So you toil away, trying various ways to couple the two vats so that non-deterministic 1s from the hot pool might spontaneously start becoming deterministic 1s replacing the 0s, in order, in the work pool. (You know about conservation of energy, so you’re aware that those 1s will have to come out of the hot pool.) Of course, you can’t actually observe the 1s and 0s. On the level of actual observations you expect to make, you’re just hoping to see the sum-o-meter tick down on the hot pool and tick up on the work pool.

No matter what you try, it will never work. Why?

Since the underlying system evolves reversibly, and the macroscopic state (the readings on the sum-o-meters) is a function of the 1s and 0s underlying it all, and the macrostate evolves deterministically, (all by assumption,) Boltzmann’s Second Law holds. I.e. the number of ways in which the 1s and 0s could be distributed which is consistent with the readings on the sum-o-meters will never decrease.

In attempting to make a heat engine out of just the hot pool, you were attempting to violate the Second Law. The number of possible microstates compatible with the sum-o-meter readings at the beginning was: $(\frac{n}{(0.2 * n)}) * 1$ , where the first term is the number of ways 1s and 0s could appear in the hot pool, and the second term is the number of ways 1s and 0s could appear in the work pool (which is deterministic and so always 1.) If even a single 1 got transferred, the resultant number of states compatible with the sum-o-meter readings which would result is: $(\frac{n}{(0.2 * n - 1)}) * 1$ . Since $(\frac{n}{m})$ is increasing with m whenever $m$ is less than $n / 2$ , subtracting 1 from m makes the number of possible states go down. Put differently, the number of ways the 1s and 0s could be distributed throughout the system goes down as 1s are moved from the hot pool to the work pool. Since the Second Law forbids this, and the Second Law holds, you can’t build a heat engine with just a hot pool.

Two Pools

Now you’ve woken with a jolt from an inspiring dream with a devious insight: Piece 1: Sure, when you move a 1 from the hot pool to the work pool, the number of microstates of 1s and 0s compatible with what the sum-o-meters say goes down…but the amount by which the number of microstates goes down also goes down as more 1s are moved. Mathematically, $(\frac{n}{(2.0 * n)}) - (\frac{n}{(0.2 * n - 1)}) > (\frac{n}{(0.2 * n - 1)}) - (\frac{n}{(0.2 * n - 2)})$ . Piece 2: It goes the other way too, and for the same reason. If you had moved a bunch of 1s to the work pool and then start moving them back to the hot pool, the number of microstates compatible with the sum-o-meters would increase quickly at first, and then slow down. To see this, multiply the above expression by -1 on both sides.

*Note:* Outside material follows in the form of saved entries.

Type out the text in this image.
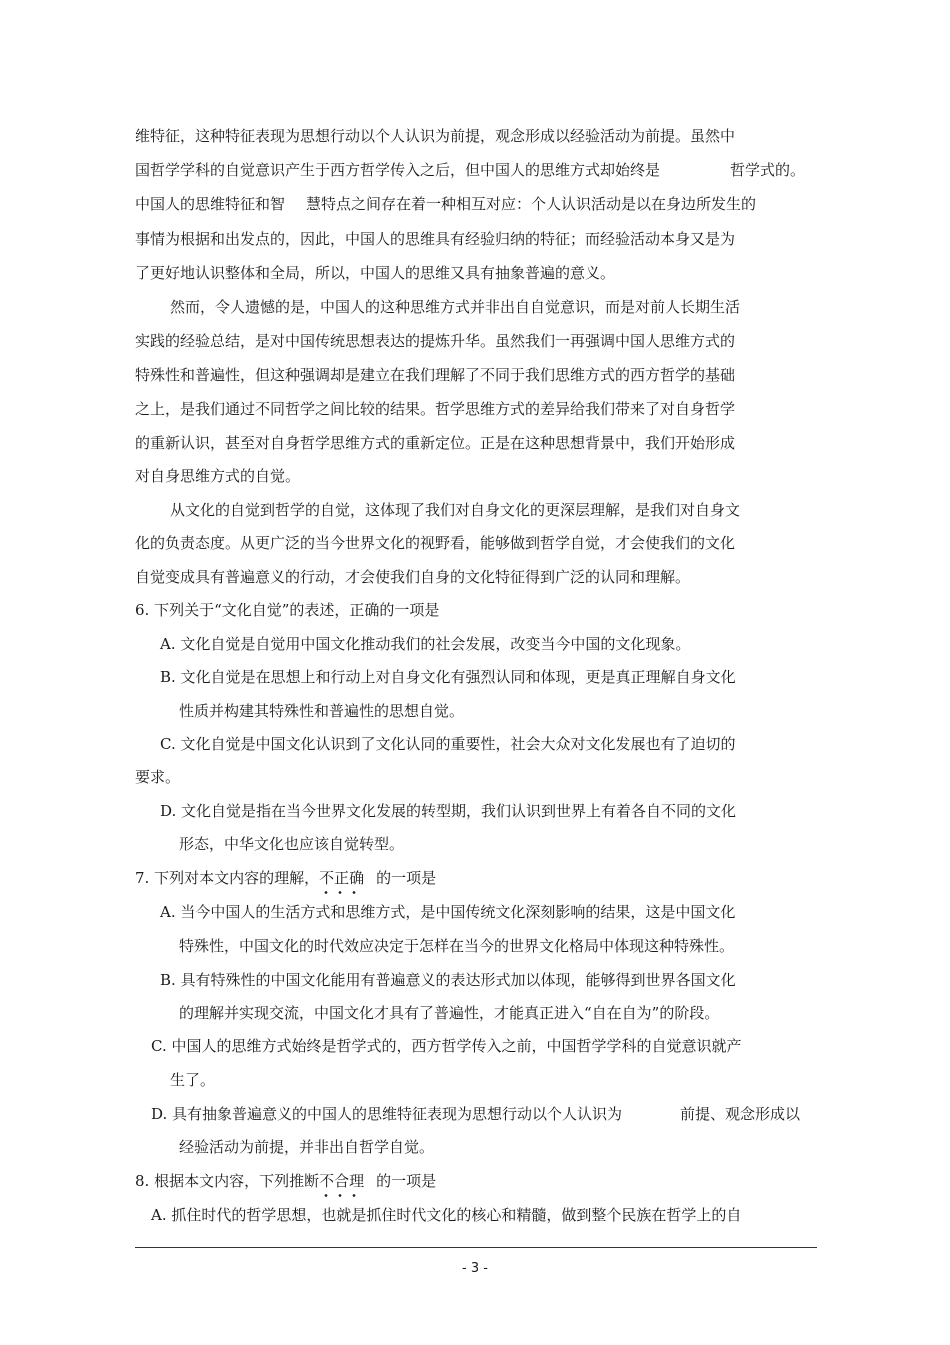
维特征，这种特征表现为思想行动以个人认识为前提，观念形成以经验活动为前提。虽然中
国哲学学科的自觉意识产生于西方哲学传入之后，但中国人的思维方式却始终是	哲学式的。
中国人的思维特征和智 慧特点之间存在着一种相互对应：个人认识活动是以在身边所发生的
事情为根据和出发点的，因此，中国人的思维具有经验归纳的特征；而经验活动本身又是为
了更好地认识整体和全局，所以，中国人的思维又具有抽象普遍的意义。
然而，令人遗憾的是，中国人的这种思维方式并非出自自觉意识，而是对前人长期生活
实践的经验总结，是对中国传统思想表达的提炼升华。虽然我们一再强调中国人思维方式的
特殊性和普遍性，但这种强调却是建立在我们理解了不同于我们思维方式的西方哲学的基础
之上，是我们通过不同哲学之间比较的结果。哲学思维方式的差异给我们带来了对自身哲学
的重新认识，甚至对自身哲学思维方式的重新定位。正是在这种思想背景中，我们开始形成
对自身思维方式的自觉。
从文化的自觉到哲学的自觉，这体现了我们对自身文化的更深层理解，是我们对自身文
化的负责态度。从更广泛的当今世界文化的视野看，能够做到哲学自觉，才会使我们的文化
自觉变成具有普遍意义的行动，才会使我们自身的文化特征得到广泛的认同和理解。
6. 下列关于“文化自觉”的表述，正确的一项是
A. 文化自觉是自觉用中国文化推动我们的社会发展，改变当今中国的文化现象。
B. 文化自觉是在思想上和行动上对自身文化有强烈认同和体现，更是真正理解自身文化
性质并构建其特殊性和普遍性的思想自觉。
C. 文化自觉是中国文化认识到了文化认同的重要性，社会大众对文化发展也有了迫切的
要求。
D. 文化自觉是指在当今世界文化发展的转型期，我们认识到世界上有着各自不同的文化
形态，中华文化也应该自觉转型。
7. 下列对本文内容的理解，不正确 的一项是
A. 当今中国人的生活方式和思维方式，是中国传统文化深刻影响的结果，这是中国文化
特殊性，中国文化的时代效应决定于怎样在当今的世界文化格局中体现这种特殊性。
B. 具有特殊性的中国文化能用有普遍意义的表达形式加以体现，能够得到世界各国文化
的理解并实现交流，中国文化才具有了普遍性，才能真正进入“自在自为”的阶段。
C. 中国人的思维方式始终是哲学式的，西方哲学传入之前，中国哲学学科的自觉意识就产
生了。
D. 具有抽象普遍意义的中国人的思维特征表现为思想行动以个人认识为	前提、观念形成以
经验活动为前提，并非出自哲学自觉。
8. 根据本文内容，下列推断不合理 的一项是
A. 抓住时代的哲学思想，也就是抓住时代文化的核心和精髓，做到整个民族在哲学上的自
- 3 -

Putting that together, if you had a third pool which already had fewer 1s in it than the hot pool (call it the “cold” pool) then moving a 1 from the hot pool to the cold pool might result in a net increase in the number of states compatible with the sum-o-meters. This is because the positive change caused by adding the 1 to the relatively colder pool would be greater than the negative change caused by taking the 1 from the hotter pool. If you did that enough times…

You jump into your extremely necessary lab coat and head off to the heat-engine-laboratory. You fill up your hot tank with Bernoulli liquid mixed to read “0.2” on the sum-o-meter, then you fill up your cold tank with Bernoulli liquid mixed to read “0.1” on the sum-o-meter. Finally, you attach them together with the work tank and slap on a little dial at their interface.

The dial determines how many 1s to let by into the cold pool from the hot pool before diverting a single 1 to the work pool. Currently it’s set to 0 and nothing is happening. You sharply twist the dial and the machine roars to life! The sum-o-meters on both the cold tank and the work tank are slowly ticking upward, while the sum-o-meter on the hot tank goes down. You slowly dial it down and as you do, the sum-o-meter on the cold tank slows while the sum-o-meter on the work tank speeds up. Eventually you turn the dial a bit down and it all stops. Delicately, just a hair up, and the machine starts again.

You’ve done it! But how exactly does this work, and what’s up with that dial?

Well, whenever a 1 was transferred from the hot pool to the cold pool, the net change in number of possible microstates (places that the 1s and 0s in the whole system could be) consistent with the sum-o-meter readings was positive. Whenever a 1 was transferred from the hot pool to the work pool, instead, the net change was negative. By setting the dial such that more of the positive change occurred (by shuttling 1s to the cold pool from the hot pool) than the negative change (by shuttling 1s to the work pool from the hot pool), the total effect was still positive and the second law was satisfied. At the end, by carefully turning the dial to the very edge of when the machine would work at all, the minimum number of 1s were being shuttled to the cold pool for each 1 sent to the work pool such that the number of microstates consistent with the macrostates (readings of the sum-o-meters) was not decreasing.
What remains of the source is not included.